Car sans doute finalement, la grande force est encore ailleurs… au cœur des sous-entendus qu’elle contient. Tout comme dans l’extraordinaire série Watchmen de Damon Lindelof, les thèmes, le commentaire social et la vision historique de Lovecraft Country mettent en évidence et explorent par là-même les questions de races, comme on dit aux États-unis ; en montrant en particulier comment des gens peuvent être bien plus effrayants que les monstres de HP Lovecraft. Tandis que Watchmen met en lumière le massacre racial de Tulsa en 1921, Misha Green choisi de nous faire découvrir des Sundown Town ou Villes de la tombée de la nuit (je vous prépare un article sur le sujet très prochainement). Mais en quelques mots, il s’agit de communes américaines de l’ère Jim Crow qui avaient voté des lois interdisant la présence de personnes « non blanches » à l’intérieur des limites de la ville après le coucher du soleil. Et c’est ici que le producteur exécutif, Jordan Peele de Get Out, apporte sans doute son formidable savoir faire en matière d’horreur et de forces métaphoriques. Sur ces questions de couleur de peau, on peut aussi évoquer l’épisode extraordinaire ou le « changement de peau » (littéralement) interroge notre rapport à notre identité et, de surcroit, à notre sexualité. Car oui, clairement (ou faudrait-il plutôt dire « sombrement »), Lovecraft Country est une pure allégorie, qui ne fait pas dans la dentelle, sur l’oppression raciale et sexuelle dans les années 1950, établissant en même temps des parallèles nombreux avec notre aujourd’hui. Même si les héros combattent des monstres qui se cachent dans les bois ou dans le sol, les monstres les plus effrayants et les plus redoutables de tous pourraient être le gérant d’un restaurant qui ne sert personne de couleur, les flics qui vous arrêteront juste parce que vous êtes noir, les voisins qui vous harcèlent parce que vous avez osé vous installer dans un quartier blanc, les villes entières qui seront heureuses de vous voir pendu si vous n’êtes pas parti au coucher du soleil.

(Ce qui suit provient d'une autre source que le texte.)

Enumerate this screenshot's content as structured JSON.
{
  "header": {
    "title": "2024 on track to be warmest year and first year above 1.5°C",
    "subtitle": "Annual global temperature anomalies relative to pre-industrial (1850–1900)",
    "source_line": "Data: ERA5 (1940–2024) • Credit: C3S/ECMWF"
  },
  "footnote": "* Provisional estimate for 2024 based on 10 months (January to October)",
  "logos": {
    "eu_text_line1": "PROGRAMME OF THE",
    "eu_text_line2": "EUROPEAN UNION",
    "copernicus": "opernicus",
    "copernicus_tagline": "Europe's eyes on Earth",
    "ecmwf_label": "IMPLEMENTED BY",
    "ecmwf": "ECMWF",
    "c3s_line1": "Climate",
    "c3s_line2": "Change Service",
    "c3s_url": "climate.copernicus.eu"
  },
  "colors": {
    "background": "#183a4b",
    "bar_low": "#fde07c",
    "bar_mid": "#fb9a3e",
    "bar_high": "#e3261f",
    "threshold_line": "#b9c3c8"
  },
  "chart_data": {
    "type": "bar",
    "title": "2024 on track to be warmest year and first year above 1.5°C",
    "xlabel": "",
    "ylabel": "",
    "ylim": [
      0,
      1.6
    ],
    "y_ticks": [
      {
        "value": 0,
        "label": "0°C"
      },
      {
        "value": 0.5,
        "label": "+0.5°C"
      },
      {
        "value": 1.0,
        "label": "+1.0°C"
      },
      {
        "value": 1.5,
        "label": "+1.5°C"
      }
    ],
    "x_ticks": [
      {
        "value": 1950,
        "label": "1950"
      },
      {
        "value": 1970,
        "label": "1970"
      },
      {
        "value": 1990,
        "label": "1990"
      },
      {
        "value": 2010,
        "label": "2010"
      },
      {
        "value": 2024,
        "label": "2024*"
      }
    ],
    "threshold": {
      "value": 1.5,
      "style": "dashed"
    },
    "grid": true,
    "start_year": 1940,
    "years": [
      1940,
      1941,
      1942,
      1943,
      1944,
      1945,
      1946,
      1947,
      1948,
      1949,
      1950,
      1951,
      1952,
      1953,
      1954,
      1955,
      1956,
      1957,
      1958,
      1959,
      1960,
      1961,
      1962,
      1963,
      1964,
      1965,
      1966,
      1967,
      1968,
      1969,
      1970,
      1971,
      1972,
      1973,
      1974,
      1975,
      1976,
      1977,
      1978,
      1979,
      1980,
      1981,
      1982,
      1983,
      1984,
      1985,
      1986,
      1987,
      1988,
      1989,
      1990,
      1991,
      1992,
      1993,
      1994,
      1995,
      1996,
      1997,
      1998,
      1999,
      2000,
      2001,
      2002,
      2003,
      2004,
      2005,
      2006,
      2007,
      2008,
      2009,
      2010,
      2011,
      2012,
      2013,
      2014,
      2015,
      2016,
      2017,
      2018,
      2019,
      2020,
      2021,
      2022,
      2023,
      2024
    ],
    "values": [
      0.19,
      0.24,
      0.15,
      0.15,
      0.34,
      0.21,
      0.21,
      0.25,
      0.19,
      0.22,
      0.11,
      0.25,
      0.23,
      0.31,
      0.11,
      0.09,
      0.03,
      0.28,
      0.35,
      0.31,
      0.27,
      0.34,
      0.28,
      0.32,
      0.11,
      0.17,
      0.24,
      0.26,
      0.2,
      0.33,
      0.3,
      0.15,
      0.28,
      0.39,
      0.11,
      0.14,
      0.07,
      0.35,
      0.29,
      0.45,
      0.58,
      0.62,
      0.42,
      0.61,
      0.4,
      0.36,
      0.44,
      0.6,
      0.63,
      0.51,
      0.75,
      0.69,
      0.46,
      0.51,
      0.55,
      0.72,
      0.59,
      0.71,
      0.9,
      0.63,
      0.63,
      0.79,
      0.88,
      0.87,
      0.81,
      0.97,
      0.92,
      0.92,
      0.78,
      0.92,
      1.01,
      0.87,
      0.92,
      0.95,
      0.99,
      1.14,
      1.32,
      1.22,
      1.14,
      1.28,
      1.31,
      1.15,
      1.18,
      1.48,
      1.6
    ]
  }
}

De belles trouvailles artistiques apportent aussi un vrai plus au scénario. Mêlant le contemporain au passé, Misha Green porte son récit au-delà de son cadre des années 1950, créant un patchwork à travers le temps, célébrant la culture noire à travers l’histoire, en utilisant avec goût des œuvres de James Baldwin, Ntozake Shange, Gil Scott-Heron et Leiomy Maldonado. Cette façon de faire permet à Lovecraft Country de célébrer la négritude tout en réécrivant le récit des Noirs américains. Il construit une nouvelle mythologie qui démontre la contribution des Noirs américains à l’histoire des États-Unis, tout en déconstruisant le récit qui lui a été imposé par une culture blanche qui a cherché à oublier ou à excuser son passé raciste.
Alors oui, Lovecraft Country est une série en effet effrayante, même souvent terrifiante, mais qui est si bonne, si profonde, militante et inspirante que vous aurez forcément envie de regarder chaque épisode avec frénésie et de lancer aussitôt le suivant. Il ne fait aucun doute pour moi que cette série est en lice pour le titre de meilleure série de l’année.